So reads the Diamondback article in today’s paper. I’m also told we got covered by another local paper and by NPR (scroll down to middle of the page). In the past College Park elections student turnout had not broken 50 voters total, but I counted 80 students in our march alone, and there were many students in class during the march, but that voted with assistance from our group’s candidate interviews that we gathered over a two month period, as well as our endorsements. I am very confident in saying we turned out over 100 students for the day voting in a bloc for candidates that were the strongest based on our Green Platform. All in all, we endorsed 7 out of the 9 available seats if you include the Mayor, and 5 out of 7 were victorious(see results). This includes the rare election of a graduate student candidate who was very strong on our issues. The way the city council works is there are 8 council seats and the Mayor. The Mayor votes if there is a 4-4 tie on an issue. Although we feel unfortunate that 2 of the candidates we supported didn’t win, with 4 of our standouts getting elected, along with an environmental activist Mayor, UMD for Clean Energy is expecting to accomplish a lot on the environment, responsible development, sustainable transportation, clean energy, and energy conservation over the next 2 years.
We were also very well received by the candidates, which is uncommon in these elections where students and the rest of the city clash. The candidate for Mayor Andy Fellows and a candidate for District 4 Mary Cook marched with us to the polls, and District 3 candidate Mark Cook sent some of his supporters to our rally. As the election results were announced, both winning and losing candidates expressed their appreciation to us for our group’s efforts to bring our issues to the forefront of the election. A few who went up to talk about their priorities for the next 2 years mentioned our group’s efforts, and talked about how the city needed to become a leader on green issues. In an unanticipated turn of events, I was called up to the microphone at one point to talk about UMD for Clean Energy’s efforts in the city council elections, how we achieved record student turnout, how much we had learned from interviewing the candidates, and our goals for the next 2 years.
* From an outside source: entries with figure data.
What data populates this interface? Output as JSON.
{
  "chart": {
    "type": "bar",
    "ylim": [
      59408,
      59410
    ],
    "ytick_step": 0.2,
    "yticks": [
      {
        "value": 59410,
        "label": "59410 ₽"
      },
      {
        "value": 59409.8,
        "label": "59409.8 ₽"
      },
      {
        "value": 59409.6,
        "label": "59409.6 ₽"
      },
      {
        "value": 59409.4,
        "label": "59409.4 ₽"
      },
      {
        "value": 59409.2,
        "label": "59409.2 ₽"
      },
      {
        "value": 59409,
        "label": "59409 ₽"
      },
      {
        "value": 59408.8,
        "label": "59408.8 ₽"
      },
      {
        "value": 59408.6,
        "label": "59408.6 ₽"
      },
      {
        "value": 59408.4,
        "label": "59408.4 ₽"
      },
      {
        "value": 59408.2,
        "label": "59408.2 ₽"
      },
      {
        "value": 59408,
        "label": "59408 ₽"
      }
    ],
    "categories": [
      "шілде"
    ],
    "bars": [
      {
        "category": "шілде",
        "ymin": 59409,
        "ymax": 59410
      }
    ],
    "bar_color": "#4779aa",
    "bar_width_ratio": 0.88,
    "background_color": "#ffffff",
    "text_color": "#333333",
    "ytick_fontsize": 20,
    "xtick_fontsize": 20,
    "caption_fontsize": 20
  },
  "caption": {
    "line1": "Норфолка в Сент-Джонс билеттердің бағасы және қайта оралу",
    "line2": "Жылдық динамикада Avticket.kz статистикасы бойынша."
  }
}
In short, although we would like our green voting bloc to make up even larger portions of candidates votes in the future, I think that the election phase of the Green for College Park campaign has been a success in that we achieved record student turnout and involvement, our endorsements got the attention of the residents, and we brought our issues to the forefront of candidates platforms, and priorities. If the 2008 Federal elections are a teaching lesson, it’s that record youth turnout on green issues is only a starting point. Now it’s time to get things done. Notable excerpts from Diamondback article are quoted below.
“Shortly after 5 p.m., senior environmental science major Alana Tenzer was rushing into City Hall to cast her city council ballot. She couldn’t talk just then, she said — she had to “beat the rush.”
City elections rarely see any “rush” of students: Student turnout in the council races historically struggle to top 50 voters. But about half an hour later, the UMD for Clean Energy’s “March to the Vote” rally made its way across the building’s downtown parking lot, prompting cars to honk their horns and cheer along as they passed. There was an estimated 80 students in that group alone.
The students, who were joined in their movement to vote by District 4 candidate Mary Cook and mayoral candidate Andy Fellows, met at the sundial on McKeldin Mall and listened to a speech by alumnus and founding member of UMD for Clean Energy Davey Rogner about the importance of exercising the right to vote.
“This shows that students are ready to connect with the city and citizens of College Park,” Rogner said in his speech.
The group’s ability to mobilize flew in the face of skeptics, such as reelected District 2 city councilman Bob Catlin who said he doubted the rally was going to happen.
“I’ve been here for so many elections, and they always say they’re going to bring out students, and it never happens,” he said earlier in the day.
But mayor-elect Andy Fellows said after marching to City Hall with students amid a flurry of green hard hats, sign spinners and bongo drums, he felt “fired up” by the rally.
“I have been in College Park since ‘91, and this is the most involved students have ever been,” Fellows said. “They’re focusing around a global issue, but this group was smart and organized locally.”
Chief Election Supervisor Jack Robson, who oversaw District 2 and 3 voting at City Hall, said that although official counts of student voters are not tallied, student turnout spiked during the UMD for Clean Energy rally.”
“Even those who did not participate in the march were inspired by the group’s efforts.
Junior finance major Carly Bender said a compelling argument by a UMD for Clean Energy spokesperson encouraged her to vote. Bender, an out-of-state student from New York, now resides in District 3.
“We had a speaker from [Clean Energy] come to my sorority, and he explained how it doesn’t take a lot of votes to make a difference,” Bender said. “So I figured it was easy enough to vote and that my say would matter more here than for mayor of New York City or something.”
Though Bender also voted in the 2007 elections, she said she got most of her information about the candidates this year from UMD for Clean Energy’s website.
After witnessing the march, Catlin conceded that maybe he had been wrong about the possibility of piquing students’ interest.
“Maybe you can get people here for an issue, if not a candidate,” said Catlin to planning director Terry Schum.”